Page 42 of Dragons' Mate

Page List

Font Size:

“All you need to do is follow.” Ettienne replies. “Though I understand that’s a challenge for you.” He steps into the music. To my annoyance, Ettienne is a smooth dancer with a lead even I can follow. “How are you holding up?”

“Alive. Sorry to disappoint.”

Ettienne steps closer, his lips nearly at my ear. “I’m not your enemy Kitterny. Hard as you may find it to believe.”

“My mistake. I must have misinterpreted things when you sent Quinton to kill me.”

“A miscalculation on my part.” Ettienne shrugs a shoulder. “I made a decision based on what I knew at the time.”

“Does that mean you regret ordering me killed or sending Quinton to do it?”

“Do all my sons find your fiery insolence attractive?”

“I believe Cyril would prefer I chose my words with greater care. Tavias might as well. I’ve never asked.”

Ettienne looks like he is holding back a laugh, the tips of his scales flashing a shade of silver. “Indeed. But we all must play the cards we were dealt now.”

“I take it I’m one of those cards for you.
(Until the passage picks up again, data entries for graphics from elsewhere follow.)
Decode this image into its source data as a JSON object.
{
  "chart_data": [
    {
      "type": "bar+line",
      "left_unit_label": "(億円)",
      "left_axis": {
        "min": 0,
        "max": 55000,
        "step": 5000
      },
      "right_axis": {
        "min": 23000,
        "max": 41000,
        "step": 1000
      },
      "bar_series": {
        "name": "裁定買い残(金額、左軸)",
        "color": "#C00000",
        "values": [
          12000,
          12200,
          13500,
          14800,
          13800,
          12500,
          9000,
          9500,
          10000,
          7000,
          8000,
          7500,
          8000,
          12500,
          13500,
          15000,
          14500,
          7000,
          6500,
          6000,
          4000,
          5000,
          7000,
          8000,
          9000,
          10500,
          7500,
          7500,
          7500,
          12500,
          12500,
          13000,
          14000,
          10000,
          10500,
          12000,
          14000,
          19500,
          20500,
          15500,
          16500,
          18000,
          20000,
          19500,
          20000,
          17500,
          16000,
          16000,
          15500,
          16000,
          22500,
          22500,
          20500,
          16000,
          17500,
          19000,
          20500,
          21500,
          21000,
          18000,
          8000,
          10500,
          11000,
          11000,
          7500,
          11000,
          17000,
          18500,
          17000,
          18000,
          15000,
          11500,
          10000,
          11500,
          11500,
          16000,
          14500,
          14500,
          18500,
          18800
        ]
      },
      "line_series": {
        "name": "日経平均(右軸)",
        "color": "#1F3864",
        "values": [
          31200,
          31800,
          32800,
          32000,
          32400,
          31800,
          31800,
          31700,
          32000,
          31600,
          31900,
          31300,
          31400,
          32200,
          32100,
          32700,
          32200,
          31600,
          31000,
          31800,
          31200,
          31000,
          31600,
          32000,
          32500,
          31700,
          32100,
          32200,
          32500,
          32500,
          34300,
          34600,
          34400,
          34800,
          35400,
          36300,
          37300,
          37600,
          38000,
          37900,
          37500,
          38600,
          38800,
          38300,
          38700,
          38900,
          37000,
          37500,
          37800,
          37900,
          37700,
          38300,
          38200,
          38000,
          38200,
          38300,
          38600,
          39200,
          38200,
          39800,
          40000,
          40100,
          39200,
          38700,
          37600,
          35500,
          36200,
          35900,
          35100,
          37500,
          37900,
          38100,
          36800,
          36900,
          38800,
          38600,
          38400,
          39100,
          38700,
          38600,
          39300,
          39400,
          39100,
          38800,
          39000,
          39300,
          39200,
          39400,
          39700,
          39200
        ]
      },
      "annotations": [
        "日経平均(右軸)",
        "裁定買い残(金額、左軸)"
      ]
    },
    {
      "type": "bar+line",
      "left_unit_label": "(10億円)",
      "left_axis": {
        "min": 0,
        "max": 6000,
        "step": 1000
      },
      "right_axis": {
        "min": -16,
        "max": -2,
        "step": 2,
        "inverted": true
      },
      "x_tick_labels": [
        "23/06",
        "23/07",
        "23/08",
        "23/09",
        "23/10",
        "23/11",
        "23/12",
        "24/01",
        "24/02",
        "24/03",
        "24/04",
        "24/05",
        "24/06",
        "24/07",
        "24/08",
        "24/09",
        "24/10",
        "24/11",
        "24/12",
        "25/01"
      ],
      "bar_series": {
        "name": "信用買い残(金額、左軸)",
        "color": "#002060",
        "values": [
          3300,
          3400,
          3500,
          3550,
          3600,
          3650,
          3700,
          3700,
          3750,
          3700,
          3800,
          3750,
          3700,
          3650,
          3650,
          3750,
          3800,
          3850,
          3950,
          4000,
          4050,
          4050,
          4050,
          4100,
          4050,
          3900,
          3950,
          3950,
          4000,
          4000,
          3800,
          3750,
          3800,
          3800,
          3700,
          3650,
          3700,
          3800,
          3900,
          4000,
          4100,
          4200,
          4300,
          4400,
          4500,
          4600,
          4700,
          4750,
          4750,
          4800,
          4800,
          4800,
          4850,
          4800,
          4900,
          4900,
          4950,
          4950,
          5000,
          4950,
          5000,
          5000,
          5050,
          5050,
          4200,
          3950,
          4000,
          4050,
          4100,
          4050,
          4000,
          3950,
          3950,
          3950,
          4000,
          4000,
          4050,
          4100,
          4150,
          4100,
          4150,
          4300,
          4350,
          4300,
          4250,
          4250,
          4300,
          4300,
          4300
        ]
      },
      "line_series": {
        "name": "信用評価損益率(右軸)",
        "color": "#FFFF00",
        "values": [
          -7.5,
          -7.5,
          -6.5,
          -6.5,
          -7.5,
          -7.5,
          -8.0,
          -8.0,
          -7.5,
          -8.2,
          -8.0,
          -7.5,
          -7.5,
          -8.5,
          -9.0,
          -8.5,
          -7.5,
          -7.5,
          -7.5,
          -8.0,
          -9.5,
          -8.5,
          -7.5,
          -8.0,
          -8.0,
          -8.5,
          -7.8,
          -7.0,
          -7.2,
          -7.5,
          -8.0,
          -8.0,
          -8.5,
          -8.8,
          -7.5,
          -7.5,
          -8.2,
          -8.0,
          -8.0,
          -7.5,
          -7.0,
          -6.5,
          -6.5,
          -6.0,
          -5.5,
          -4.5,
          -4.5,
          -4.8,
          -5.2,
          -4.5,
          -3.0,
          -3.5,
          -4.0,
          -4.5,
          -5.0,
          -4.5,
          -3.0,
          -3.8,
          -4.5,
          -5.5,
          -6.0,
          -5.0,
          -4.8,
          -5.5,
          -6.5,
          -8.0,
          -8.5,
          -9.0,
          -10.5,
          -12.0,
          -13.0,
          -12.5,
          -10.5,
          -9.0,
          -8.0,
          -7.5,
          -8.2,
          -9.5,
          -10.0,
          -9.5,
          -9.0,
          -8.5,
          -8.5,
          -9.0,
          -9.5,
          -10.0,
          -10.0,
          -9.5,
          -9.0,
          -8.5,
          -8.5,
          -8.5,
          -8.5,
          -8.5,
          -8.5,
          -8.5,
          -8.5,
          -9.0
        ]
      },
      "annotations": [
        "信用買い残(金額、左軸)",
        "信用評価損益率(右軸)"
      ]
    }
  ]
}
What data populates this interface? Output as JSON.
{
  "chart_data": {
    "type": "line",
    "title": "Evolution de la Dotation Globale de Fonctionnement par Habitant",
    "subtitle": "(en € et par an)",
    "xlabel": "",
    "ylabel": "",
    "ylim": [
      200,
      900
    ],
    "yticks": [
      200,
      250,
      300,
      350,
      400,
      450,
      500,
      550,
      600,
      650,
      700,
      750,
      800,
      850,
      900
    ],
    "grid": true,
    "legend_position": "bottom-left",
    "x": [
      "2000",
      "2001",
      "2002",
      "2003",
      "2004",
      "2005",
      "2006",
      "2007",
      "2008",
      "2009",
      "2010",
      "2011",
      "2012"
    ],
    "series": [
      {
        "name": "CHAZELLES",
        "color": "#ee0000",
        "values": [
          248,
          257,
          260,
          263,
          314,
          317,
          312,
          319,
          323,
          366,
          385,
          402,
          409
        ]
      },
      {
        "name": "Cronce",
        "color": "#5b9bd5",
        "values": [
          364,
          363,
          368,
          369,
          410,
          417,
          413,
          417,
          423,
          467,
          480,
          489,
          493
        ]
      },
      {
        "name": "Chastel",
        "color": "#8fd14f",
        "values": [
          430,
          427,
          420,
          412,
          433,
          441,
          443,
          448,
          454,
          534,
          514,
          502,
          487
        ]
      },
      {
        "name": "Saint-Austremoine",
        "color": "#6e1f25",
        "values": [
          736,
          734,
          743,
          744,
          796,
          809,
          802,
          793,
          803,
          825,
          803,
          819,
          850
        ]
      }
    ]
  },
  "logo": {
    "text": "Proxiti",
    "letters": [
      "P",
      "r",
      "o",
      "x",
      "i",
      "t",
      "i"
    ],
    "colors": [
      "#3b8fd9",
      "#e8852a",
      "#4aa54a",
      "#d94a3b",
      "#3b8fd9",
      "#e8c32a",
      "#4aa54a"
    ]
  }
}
How do you intend to play me?”

“I’ve not yet decided,” Ettienne says with an honesty I didn’t expect. “But at the moment your staying alive appears to suit both our interests.”

“I’m pleased we agree on that at least.” For however long it lasts.

Ettienne lifts his arm, guiding me to turn under it. When he reclaims me again, his gaze watches my face intently. It’s disconcerting. This whole game is.

“What do you want from me, your majesty?” I just ask it.

Ettienne nods. “Keep my sons alive, please.”

I give a small snort. “I believe it is them who are keeping me alive in this particular set up.”

Ettienne’s voice drops, stripping all humor. “That is where you’re wrong, little human. Anyone with eyes can see as much. It is you who is truly keeping them alive. You are their greatest weakness, and their greatest strength. All rolled into one. There is a responsibility that comes with power such as that.”

“May I cut in?” Despite phrasing it as a question, Quinton shoulders his father out of the way and takes me into his protective arms. Quinton’s eyes keep moving around the ballroom the entire dance, as if scanning for threats lurking behind beverage tables and marble columns. Despite his grace, it’s like dancing with a bodyguard. The moment the song finished, Tavias steps in to fill Quinton’s place, then Cyril. They are all the same. Tense. As if they know something I don’t.

CHAPTER19

Kit

Iam really starting to hate the sound of the gong, more so because it is deceptively beautiful with full rich notes that vibrate through the whole room.

Music stops. The couples currently out on the floor retreat to the sides of the open space, Tavias nudging me along as well. The head priest steps out and draws his amplification signal in the air before launching into another speech on the greatness of Orion and tradition and the trials. It's when I see some suppressed smiles from packs and visitors that my body tenses with foreboding. A moment later, I'm proven right.

"Fertility is our goal and hope and guiding light," the priest intones, raising his staff. The hood covers his head, but the tattooed skin of his face is still visible. Servants come in, shifting tables around to clear many of them. "Now has come the time for our packs to show, before Orion and the dragon kind, that the human brides they selected are indeed capable of fulfilling such a destiny."

"What does he mean exactly?" I ask, my stomach tight as I turn to Tavias.

"I think you know," Tavias answers gently.

I swallow. I do know. It was one of the things that the dragons had made clear from the beginning of this—while no one knows what the trials involve specifically, there is always a constant: the dragon packs and their brides will be expected to couple before the priests to demonstrate their compatibility despite the usual difficulties of the anatomies. Hell, the pack had spent weeks on the Phoenix preparing my body for this moment. And it was one of the things Cordelia had confessed about her training before she died.

"You knew this was going to happen at the feast," I accuse.

Tavias nods. "I strongly suspected."

"And you didn't think to tell me?"

"If you'd thought about it, you'd have strongly suspected as well," he says, not without understanding. "If you chose not to, we didn't see a reason to make you fret more than you did already."